Raina Khyati, Modak Kirti, Premkumar Chitra, Joshi Gaurav, Palani Dhavapriya, Nandy Krittika, Sivamani Yazhini, Velayudhan Shaji R, Thummer Rajkumar P
Department of Biosciences and Bioengineering, Indian Institute of Technology Guwahati, Guwahati, Assam, India.

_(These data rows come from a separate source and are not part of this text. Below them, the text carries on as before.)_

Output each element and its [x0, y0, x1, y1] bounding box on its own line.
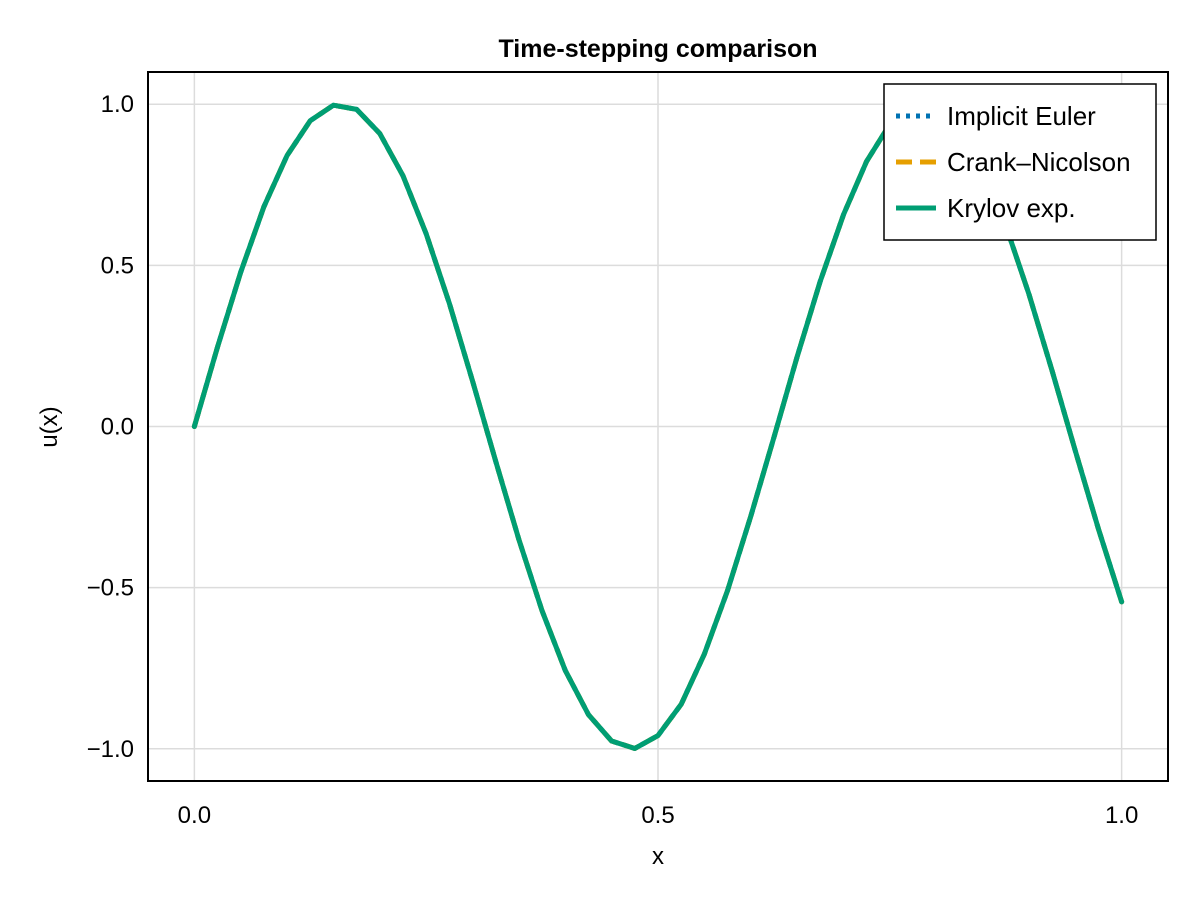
legend-label: Krylov exp. — [947, 193, 1076, 223]
y-tick-label: −1.0 — [87, 736, 134, 763]
y-tick-label: −0.5 — [87, 575, 134, 602]
plot-frame — [147, 71, 1169, 782]
legend-label: Crank–Nicolson — [947, 147, 1131, 177]
x-tick-label: 0.5 — [641, 802, 674, 829]
legend: Implicit Euler Crank–Nicolson Krylov exp. — [883, 83, 1157, 241]
y-tick-label: 0.5 — [101, 252, 134, 279]
chart-title: Time-stepping comparison — [498, 35, 817, 63]
legend-label: Implicit Euler — [947, 101, 1096, 131]
y-axis-label: u(x) — [36, 406, 63, 447]
x-tick-labels: 0.0 0.5 1.0 — [178, 802, 1139, 829]
x-tick-label: 1.0 — [1105, 802, 1138, 829]
x-axis-label: x — [652, 843, 664, 870]
y-tick-label: 0.0 — [101, 414, 134, 441]
x-tick-label: 0.0 — [178, 802, 211, 829]
y-tick-label: 1.0 — [101, 91, 134, 118]
y-tick-labels: −1.0 −0.5 0.0 0.5 1.0 — [87, 91, 134, 763]
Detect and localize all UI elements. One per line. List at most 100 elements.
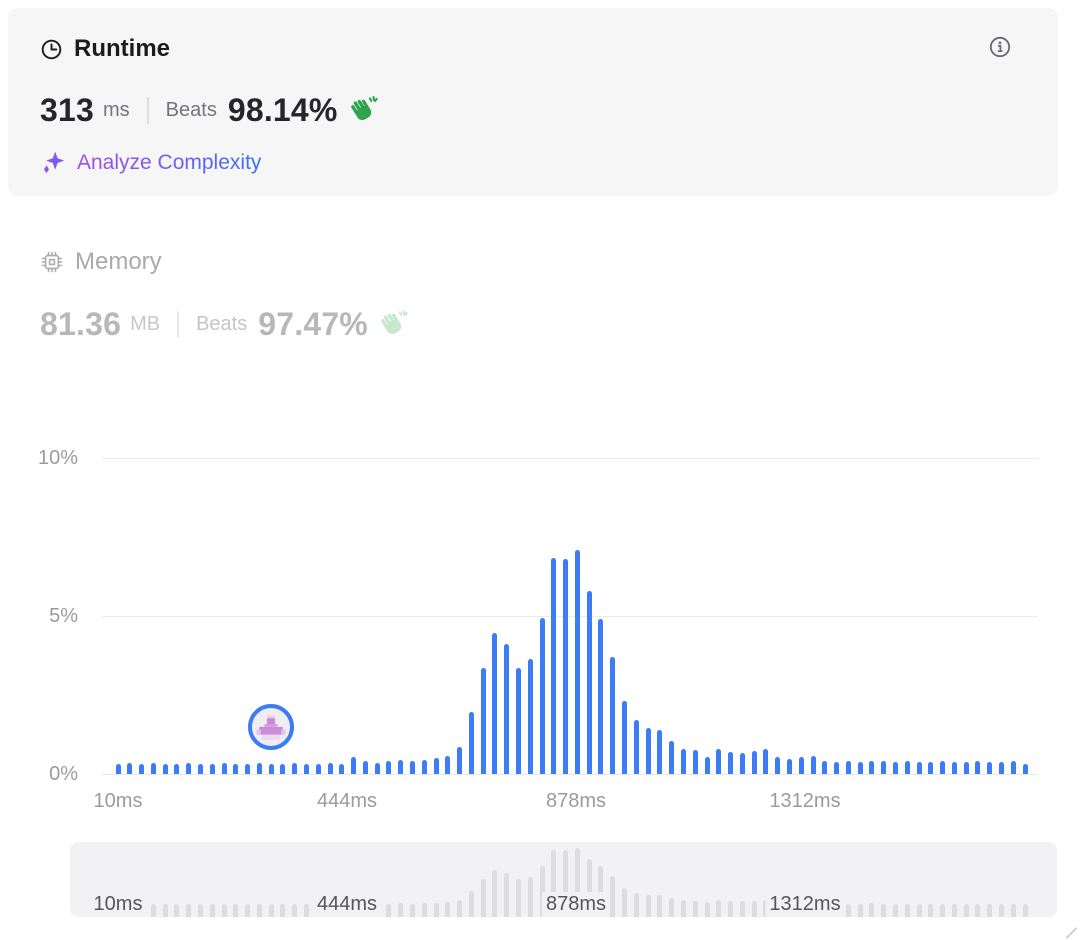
distribution-bar[interactable] [115, 763, 121, 774]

Department of Hematology, Christian Medical College, Vellore, India.
Stem Cell Rev Rep. 2025 Apr;21(3):859-871. doi: 10.1007/s12015-024-10836-x. Epub 2025 Jan 4.
Undifferentiated embryonic cell transcription factor 1 (UTF1) is predominantly expressed in pluripotent stem cells and plays a vital role in embryonic development and pluripotency maintenance. Despite its established importance in murine models, the role of UTF1 on human induced pluripotent stem cells (iPSCs) has not been comprehensively studied.
This study utilized CRISPR/Cas9 gene editing to create UTF1 knockout in human fibroblasts and iPSCs. We employed episomal vectors for reprogramming UTF1 knockout fibroblasts into iPSCs and analyzed the effects of UTF1 depletion on cellular morphology, pluripotency, and viability through Western blotting, PCR, and flow cytometry. In addition, we integrated an shRNA that downregulated the expression of UTF1 for mechanistic studies to understand the impact of UTF1 depletion in iPSC pluripotency and differentiation.
UTF1 knockout resulted in significantly reduced reprogramming efficiency and increased spontaneous differentiation, indicating its crucial role in maintaining human iPSC identity and stability. In knockdown experiments, gradual loss of UTF1 led to change in cellular morphologies and decreased expression of core pluripotency markers OCT4 and SOX2. Interestingly, unlike complete UTF1 knockout, the gradual downregulation of UTF1 in iPSCs did not result in apoptosis, suggesting that the loss of pluripotency can occur independently of the apoptotic pathways.
UTF1 is essential for maintaining the pluripotency and viability of human iPSCs. Its depletion affects the fundamental properties of stem cells, underscoring the potential challenges in using UTF1-deficient cells for therapeutic applications. Future studies should explore the mechanistic pathways through which UTF1 controls pluripotency and differentiation, which could provide insights into improving iPSC stability for clinical applications.
未分化胚胎细胞转录因子1(UTF1)主要在多能干细胞中表达,在胚胎发育和多能性维持中起关键作用。尽管其在小鼠模型中的重要性已得到确立,但UTF1对人类诱导多能干细胞(iPSC)的作用尚未得到全面研究。
本研究利用CRISPR/Cas9基因编辑技术在人类成纤维细胞和iPSC中创建UTF1基因敲除。我们使用附加型载体将UTF1基因敲除的成纤维细胞重编程为iPSC,并通过蛋白质免疫印迹、聚合酶链反应和流式细胞术分析UTF1缺失对细胞形态、多能性和活力的影响。此外,我们整合了一个下调UTF1表达的短发夹RNA进行机制研究,以了解UTF1缺失对iPSC多能性和分化的影响。
UTF1基因敲除导致重编程效率显著降低和自发分化增加,表明其在维持人类iPSC特性和稳定性方面的关键作用。在敲低实验中,UTF1的逐渐缺失导致细胞形态改变以及核心多能性标志物OCT4和SOX2的表达降低。有趣的是,与完全敲除UTF1不同,iPSC中UTF1的逐渐下调并未导致细胞凋亡,这表明多能性的丧失可能独立于凋亡途径发生。
UTF1对于维持人类iPSC的多能性和活力至关重要。其缺失会影响干细胞的基本特性,突显了使用UTF1缺陷细胞进行治疗应用时潜在的挑战。未来的研究应探索UTF1控制多能性和分化的机制途径,这可能为提高iPSC在临床应用中的稳定性提供见解。